Conflitto diverso da altri del passato.
Sul terreno umanitario. Questo conflitto finirà con un numero altissimo di civili palestinesi uccisi.
Politico perché Netanyahu è imbrigliato da Hamas che invece con questa operazione ha visto il suo prestigio nel mondo arabo crescere a dismisura.
E geopolitico, la frenata sulla normalizzazione dei rapporti fra sauditi e israeliani sarà brusca.
A 50 anni dallo Yom Kippur un altro attacco a sorpresa. E ha sbagliato l’intelligence israeliana. Gli è mancata l’immaginazione, la capacità di andare oltre le previsioni. Il confine di Gaza è il più presidiato, ogni telefono è controllato, i social sono monitorati, ci sono operazioni per intercettare movimenti; eppure, quanto successo ieri ha colto tutti di sorpresa. Perché non i missili, che Hamas abbia capacità di spararli e ne abbia una certa dotazione è noto. L’errore, quella mancanza di immaginazione cui ho fatto riferimento, sta nell’intrusione di decine di miliziani, da quanto sappiamo fino a un centinaio, nel territorio israeliano e il blitz nel catturare ostaggi e occupare villaggi e quartieri dentro Israele. È un elemento che cambia anche le dinamiche del conflitto e della risposta.
Quando dichiari guerra ti poni un obiettivo: la vittoria. Il nodo è: Israele punta a rioccupare Gaza? A decapitarne la leadership militare? Certo quest’ultima è un obiettivo legittimo, ma lo è da tempo.

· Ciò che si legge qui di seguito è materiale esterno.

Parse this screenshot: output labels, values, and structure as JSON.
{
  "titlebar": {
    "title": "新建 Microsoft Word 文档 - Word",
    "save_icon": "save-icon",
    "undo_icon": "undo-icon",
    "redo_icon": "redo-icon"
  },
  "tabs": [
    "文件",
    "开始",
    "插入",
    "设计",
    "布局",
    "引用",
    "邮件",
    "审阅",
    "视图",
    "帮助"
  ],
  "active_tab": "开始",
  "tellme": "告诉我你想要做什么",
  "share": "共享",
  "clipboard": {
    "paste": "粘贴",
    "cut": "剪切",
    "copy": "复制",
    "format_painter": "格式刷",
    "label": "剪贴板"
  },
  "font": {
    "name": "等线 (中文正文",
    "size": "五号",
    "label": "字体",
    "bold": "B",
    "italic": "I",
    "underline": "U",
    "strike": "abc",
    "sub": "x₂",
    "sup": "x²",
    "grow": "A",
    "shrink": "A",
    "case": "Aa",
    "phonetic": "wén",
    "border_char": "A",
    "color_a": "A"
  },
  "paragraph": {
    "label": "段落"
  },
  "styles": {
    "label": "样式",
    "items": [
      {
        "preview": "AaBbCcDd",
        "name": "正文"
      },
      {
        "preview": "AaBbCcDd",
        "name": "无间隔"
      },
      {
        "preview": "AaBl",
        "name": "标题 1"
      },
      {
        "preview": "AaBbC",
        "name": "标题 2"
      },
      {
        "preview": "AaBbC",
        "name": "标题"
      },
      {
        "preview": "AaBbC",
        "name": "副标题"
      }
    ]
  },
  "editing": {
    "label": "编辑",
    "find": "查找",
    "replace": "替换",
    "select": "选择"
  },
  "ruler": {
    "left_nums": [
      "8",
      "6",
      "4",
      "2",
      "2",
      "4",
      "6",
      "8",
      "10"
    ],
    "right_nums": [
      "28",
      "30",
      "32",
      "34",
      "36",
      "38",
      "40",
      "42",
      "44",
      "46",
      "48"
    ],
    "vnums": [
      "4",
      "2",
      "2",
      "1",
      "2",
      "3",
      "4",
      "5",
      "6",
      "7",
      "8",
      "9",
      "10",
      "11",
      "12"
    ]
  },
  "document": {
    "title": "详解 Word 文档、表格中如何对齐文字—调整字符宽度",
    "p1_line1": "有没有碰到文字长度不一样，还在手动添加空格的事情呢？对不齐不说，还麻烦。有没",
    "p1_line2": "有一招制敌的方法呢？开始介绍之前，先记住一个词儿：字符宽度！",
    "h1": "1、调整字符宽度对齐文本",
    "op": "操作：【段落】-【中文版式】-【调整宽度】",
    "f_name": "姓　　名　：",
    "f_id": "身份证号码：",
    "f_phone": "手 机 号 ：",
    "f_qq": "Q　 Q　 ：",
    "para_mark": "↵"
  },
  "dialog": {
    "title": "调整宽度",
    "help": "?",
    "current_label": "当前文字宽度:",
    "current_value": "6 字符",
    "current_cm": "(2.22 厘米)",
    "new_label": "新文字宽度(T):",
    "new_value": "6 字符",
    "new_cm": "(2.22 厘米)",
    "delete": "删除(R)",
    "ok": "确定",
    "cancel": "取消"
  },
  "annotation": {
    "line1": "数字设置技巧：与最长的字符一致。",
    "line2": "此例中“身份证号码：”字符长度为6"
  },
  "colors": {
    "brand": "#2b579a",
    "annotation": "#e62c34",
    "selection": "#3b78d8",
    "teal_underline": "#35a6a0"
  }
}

La storia ci insegna di quanto le dinamiche nei conflitti con Gaza, e nell’ultimo decennio ce ne sono stati diversi, non sono mai risolutive. Ma quanto accaduto sta travolgendo e la risposta potrebbe proprio essere quella di ricorrere alle truppe di terra.

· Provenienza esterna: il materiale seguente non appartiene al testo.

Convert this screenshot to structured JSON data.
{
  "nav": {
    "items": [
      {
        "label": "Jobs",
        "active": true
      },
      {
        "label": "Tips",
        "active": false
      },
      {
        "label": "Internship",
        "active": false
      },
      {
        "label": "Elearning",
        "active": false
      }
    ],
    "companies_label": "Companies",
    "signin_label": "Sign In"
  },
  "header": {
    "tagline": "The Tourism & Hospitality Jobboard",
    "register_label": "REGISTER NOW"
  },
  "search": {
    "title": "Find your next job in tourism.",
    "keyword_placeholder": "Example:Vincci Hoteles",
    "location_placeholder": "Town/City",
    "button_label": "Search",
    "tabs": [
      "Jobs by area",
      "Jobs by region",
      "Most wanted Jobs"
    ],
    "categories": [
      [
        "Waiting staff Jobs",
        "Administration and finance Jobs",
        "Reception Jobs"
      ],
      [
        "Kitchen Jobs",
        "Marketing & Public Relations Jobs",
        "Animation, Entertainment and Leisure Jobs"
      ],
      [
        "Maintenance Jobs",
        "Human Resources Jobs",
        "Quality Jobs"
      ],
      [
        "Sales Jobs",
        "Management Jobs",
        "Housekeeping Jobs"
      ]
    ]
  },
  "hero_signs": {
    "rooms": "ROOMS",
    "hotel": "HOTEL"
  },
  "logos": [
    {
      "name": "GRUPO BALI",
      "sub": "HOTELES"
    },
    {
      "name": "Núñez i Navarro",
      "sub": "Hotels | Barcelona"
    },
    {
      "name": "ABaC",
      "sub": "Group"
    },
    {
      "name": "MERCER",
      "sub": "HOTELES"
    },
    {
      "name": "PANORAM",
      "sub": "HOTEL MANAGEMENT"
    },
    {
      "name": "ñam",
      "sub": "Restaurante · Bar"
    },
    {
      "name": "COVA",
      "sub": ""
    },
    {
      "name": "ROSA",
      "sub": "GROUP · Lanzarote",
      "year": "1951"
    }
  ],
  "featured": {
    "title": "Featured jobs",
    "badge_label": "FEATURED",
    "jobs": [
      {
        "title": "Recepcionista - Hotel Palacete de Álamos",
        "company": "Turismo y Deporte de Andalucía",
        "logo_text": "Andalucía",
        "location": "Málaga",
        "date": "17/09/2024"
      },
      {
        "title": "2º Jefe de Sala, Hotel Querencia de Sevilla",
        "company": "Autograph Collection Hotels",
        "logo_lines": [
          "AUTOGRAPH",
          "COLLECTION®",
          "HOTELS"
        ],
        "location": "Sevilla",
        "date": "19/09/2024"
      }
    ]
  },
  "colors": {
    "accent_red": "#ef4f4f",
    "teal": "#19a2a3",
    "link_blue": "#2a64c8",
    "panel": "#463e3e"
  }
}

La prima telefonata di Netanyahu è stata con Biden. Cosa può garantire l’America?
Intanto il presidente ha rassicurato sul pieno sostegno, ha dato rassicurazioni, ma attenzione il sostegno non è a Netanyahu in sé ma a Israele. Washington è schierata senza indugi con lo Stato ebraico.

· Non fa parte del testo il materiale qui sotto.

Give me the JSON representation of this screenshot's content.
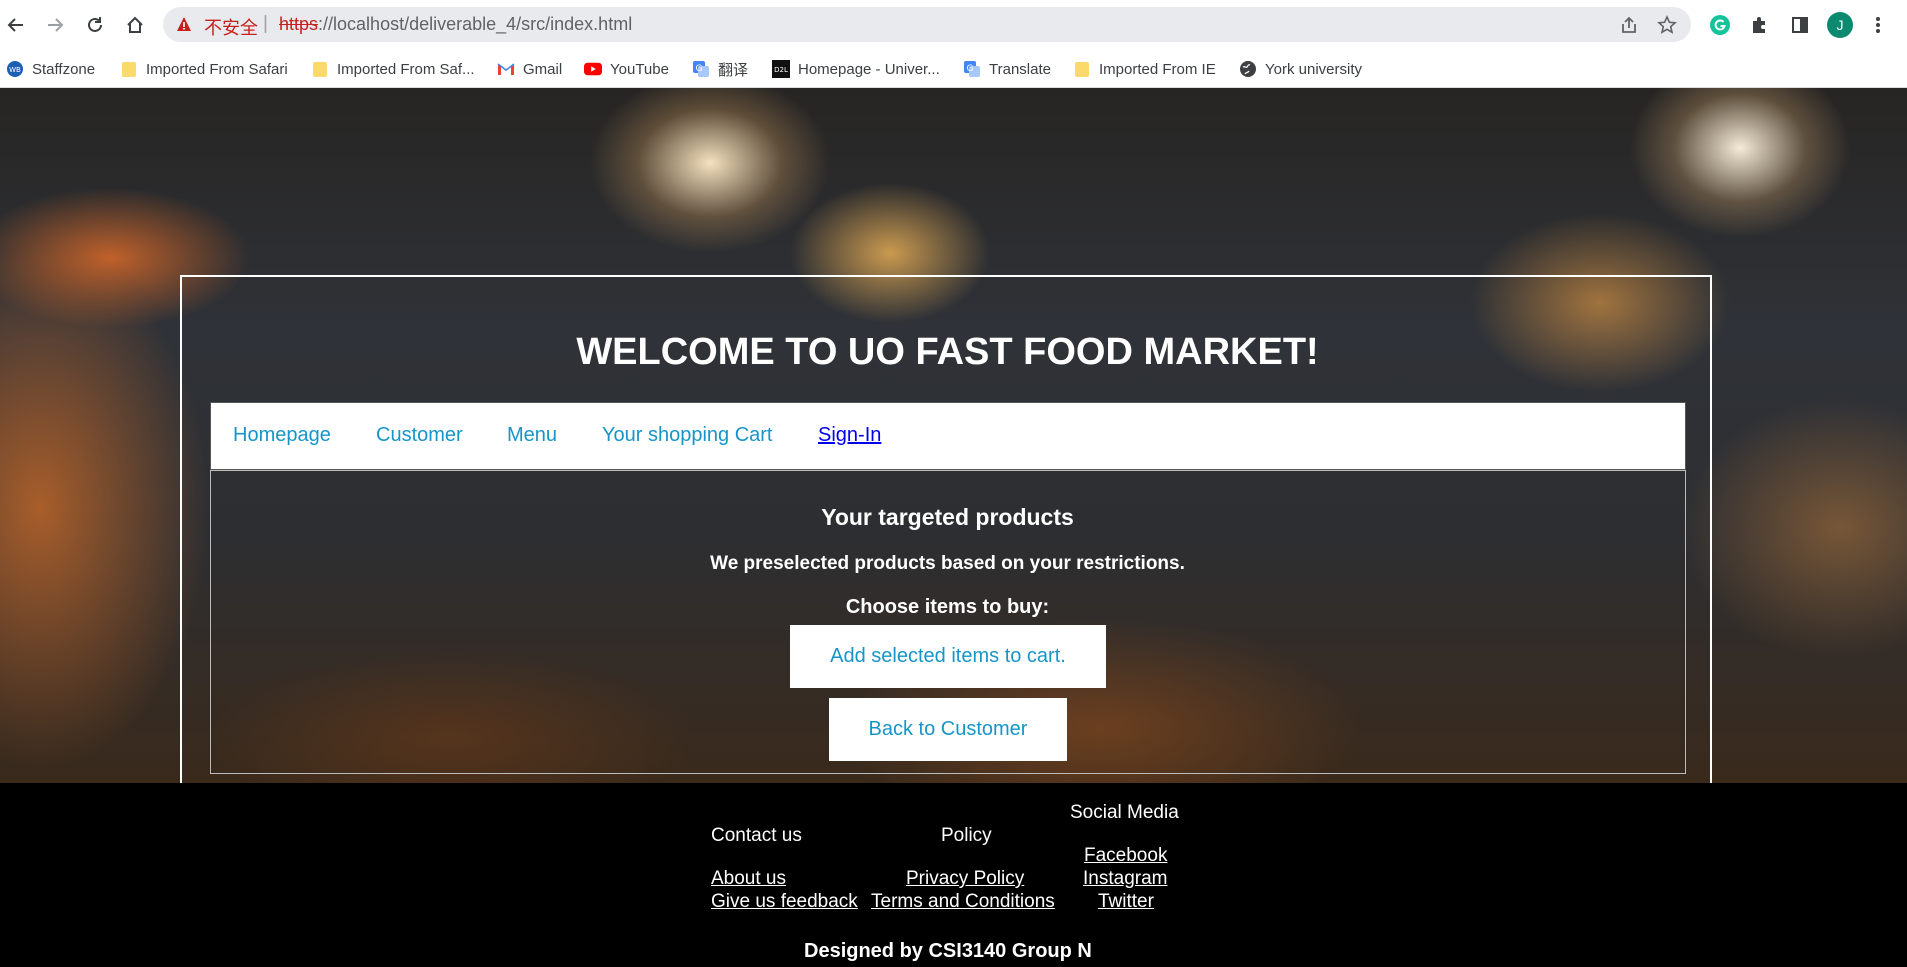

Cambierà qualcosa nella strategia Usa in Medio Oriente Anzitutto la missione nella regione che Blinken si apprestata a fare e che aveva il focus nella normalizzazione delle relazioni fra Israele e Arabia Saudita cambia volto, e lascia spazio a quella che in gergo chiamiamo “la diplomazia della crisi”.
La verità è che gli Stati Uniti hanno poca leva su Israele dopo quanto accaduto. Biden può invocare cautela, ma in una situazione del genere, quando un alleato è finito sotto attacco, cosa può fare l’Amministrazione Usa per allentare le tensioni? Poco.
I sauditi avevano fatto sapere di essere disposti ad aumentare la produzione di petrolio in caso di necessità e c’erano segnali positivi sulla strada verso la normalizzazione dei rapporti con Israele. Ora Come minimo ci sarà un rallentamento del processo. A meno che Riad e Washington siano disposti a mettere in disparte il dossier palestinese, ma non è realistico.
Ma c’è un altro aspetto a mettere tutto in pausa.
Non ci saranno concessioni ai palestinesi da parte di Netanyahu. Era uno degli elementi su cui si stava trattando nell’ambito della normalizzazione Gerusalemme-Riad. Quel che sta accadendo sta spuntando le armi anche al pressing americano su Netanyahu. Il fatto è che Hamas lanciando un attacco contro i civili ha detto al mondo, a quello arabo e a Washington: “Siamo ancora qui”.